At the age of 70, he took over the leadership of the Institute for
Government Research (founded by lawyer and economist Frederick A.
Cleveland in 1916), and raised $750,000 from 92 corporations and a dozen
private citizens, to get it moving. Their first project was to push for
legislation creating a federal budget, which was successful. The first
U.S. Budget Director, under President Harding, was Charles G. Dawes, who
relied heavily on the IGR's staff. The Institute was also involved in
civil service reform legislation in the 192O's. Among their members:
Supreme Court Chief Justice William Howard Taft(who was Chief Justice
from 1921-30, after his Presidential term), Herbert Hoover(President,
1929-32), and Elihu Root.
Brookings decided that economics was the biggest issue, and not
administrative aspects that the Institute was covering, so in June,
1922, with a $1,650,000 grant from the Carnegie Corporation, he
established the Institute of Economics to represent the interests of the
labor unions and the general public. In 1924, he established the Robert
S. Brookings School of Economics and Government (an outgrowth of
Washington University in St. Louis), to allow doctoral students to spend
time in Washington, D.C. to work on the staffs of the IGR and the
Institute of Economics.
In 1927, he merged all three organizations to form the Brookings
Institution, whose purpose was to train future government officials.
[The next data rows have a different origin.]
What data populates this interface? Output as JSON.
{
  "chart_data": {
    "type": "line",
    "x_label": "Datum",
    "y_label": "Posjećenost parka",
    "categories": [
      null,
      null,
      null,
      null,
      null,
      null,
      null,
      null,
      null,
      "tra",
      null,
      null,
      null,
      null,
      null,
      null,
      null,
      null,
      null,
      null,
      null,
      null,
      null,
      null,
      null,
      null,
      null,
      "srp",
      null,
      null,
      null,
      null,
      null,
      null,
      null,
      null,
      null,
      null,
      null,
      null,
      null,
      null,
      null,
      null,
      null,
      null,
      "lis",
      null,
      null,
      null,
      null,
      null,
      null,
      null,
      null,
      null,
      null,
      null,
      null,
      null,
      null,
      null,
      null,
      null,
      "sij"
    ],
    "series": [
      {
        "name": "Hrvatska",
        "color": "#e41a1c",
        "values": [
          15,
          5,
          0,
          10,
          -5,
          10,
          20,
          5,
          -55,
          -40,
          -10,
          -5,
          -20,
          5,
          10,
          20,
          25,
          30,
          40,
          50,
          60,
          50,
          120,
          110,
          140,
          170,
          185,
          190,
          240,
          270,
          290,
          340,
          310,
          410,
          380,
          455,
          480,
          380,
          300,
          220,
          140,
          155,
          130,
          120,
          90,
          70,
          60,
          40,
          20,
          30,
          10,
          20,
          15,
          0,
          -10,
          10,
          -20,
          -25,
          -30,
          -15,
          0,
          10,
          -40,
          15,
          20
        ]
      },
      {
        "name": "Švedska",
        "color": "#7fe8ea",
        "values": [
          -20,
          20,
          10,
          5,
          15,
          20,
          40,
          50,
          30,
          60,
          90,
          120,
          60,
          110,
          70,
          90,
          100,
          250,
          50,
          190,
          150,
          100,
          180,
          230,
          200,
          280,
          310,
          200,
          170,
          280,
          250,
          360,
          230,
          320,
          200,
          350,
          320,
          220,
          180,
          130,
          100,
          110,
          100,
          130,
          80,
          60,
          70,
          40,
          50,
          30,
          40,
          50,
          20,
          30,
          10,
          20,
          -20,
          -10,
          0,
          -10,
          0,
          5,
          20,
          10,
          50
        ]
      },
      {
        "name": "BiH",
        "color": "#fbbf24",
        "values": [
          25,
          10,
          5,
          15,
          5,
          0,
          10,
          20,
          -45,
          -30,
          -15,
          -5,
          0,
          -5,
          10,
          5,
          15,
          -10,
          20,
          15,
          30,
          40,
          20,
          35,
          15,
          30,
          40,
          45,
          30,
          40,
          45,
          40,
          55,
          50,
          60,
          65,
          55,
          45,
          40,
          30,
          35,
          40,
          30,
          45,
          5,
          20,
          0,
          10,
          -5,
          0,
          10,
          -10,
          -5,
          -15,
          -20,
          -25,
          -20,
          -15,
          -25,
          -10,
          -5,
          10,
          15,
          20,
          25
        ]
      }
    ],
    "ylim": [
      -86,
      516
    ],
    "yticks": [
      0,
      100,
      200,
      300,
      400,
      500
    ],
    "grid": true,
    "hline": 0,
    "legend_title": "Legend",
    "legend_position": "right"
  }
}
He
put $6 million, and 36 years of his life, into the nonpartisan,
nonprofit center, which analyze government problems, and issue
statistical reports. They produce an annual report, Setting National
Priorities, which analyze the President's Budget.
Their headquarters is an eight story building, eight blocks from the
White House, at 1775 Massachusetts Avenue, NW (zip code, 20036). They
have a staff of about 250, including about 45 senior fellows and 19
research associates. Salaries go as high a $40,000 a year.
After serving close to ten years in the State Department, Leo Pasvolsky
returned to the Brookings Institution in 1946, along with six other
members of the State Department. With the financial backing of the
Rockefeller Foundation, the Carnegie Corporation, and the Mellon Trust,
Pasvolsky initiated an International Studies Group, which developed the
basis for the Marshall Plan, to aid the European war recovery efforts.
In 1951, the Chicago Tribune said that the Brookings Institution had
created an "elaborate program of training and indoctrination in global
thinking," and that most of its scholars wind up as policy makers in the
State Department. Truman was the first President to turn to them for
help. In 1941, he named Brookings Vice President Edwin Nouse as the
first Chairman of the President's Council of Economic Advisors. Kennedy
and Johnson appointed many of their members to key posts. Carter's
foreign policy became a resting place for the many of the group's
recommendations.
Republican's regard the Institution as the "Democratic
government-in-exile'', yet, Nixon appointed Herbert Stein, a Brookings
scholar, to be Chairman of the Council of Economic Advisors. The Nixon
Administration, who at one time had considered bombing the Brookings
Institution, in order to allow the FBI to seize their documents, had
considered the idea of a "Brookings Institution for Republicans", to
offset the liberalism of Brookings. They thought of calling it the
Institute for an Informed America, or the Silent Majority Institute. E.
Howard Hunt, of Watergate fame, was to be its first Director, but he
wanted to turn it into a center for covert political activity.
The role of the "conservative Brookings" was taken by an existing
research center called the American Enterprise Institute for Public
Policy Research, which was founded in 1943 by Louis H. Brown (Chairman
of the Board at Johns-Manville Corporation), to promote free enterprise
ideas. During the early sixties, they shortened their name to the
American Enterprise Institute, and later received a lot of financial
support during the Nixon and Ford Administrations, when the organization
became a pool from which they drew their advisors. When Carter was
elected, the AEI became a haven for many Republican officials, including
President Gerald Ford, and William E. Simon, the Secretary of Treasury.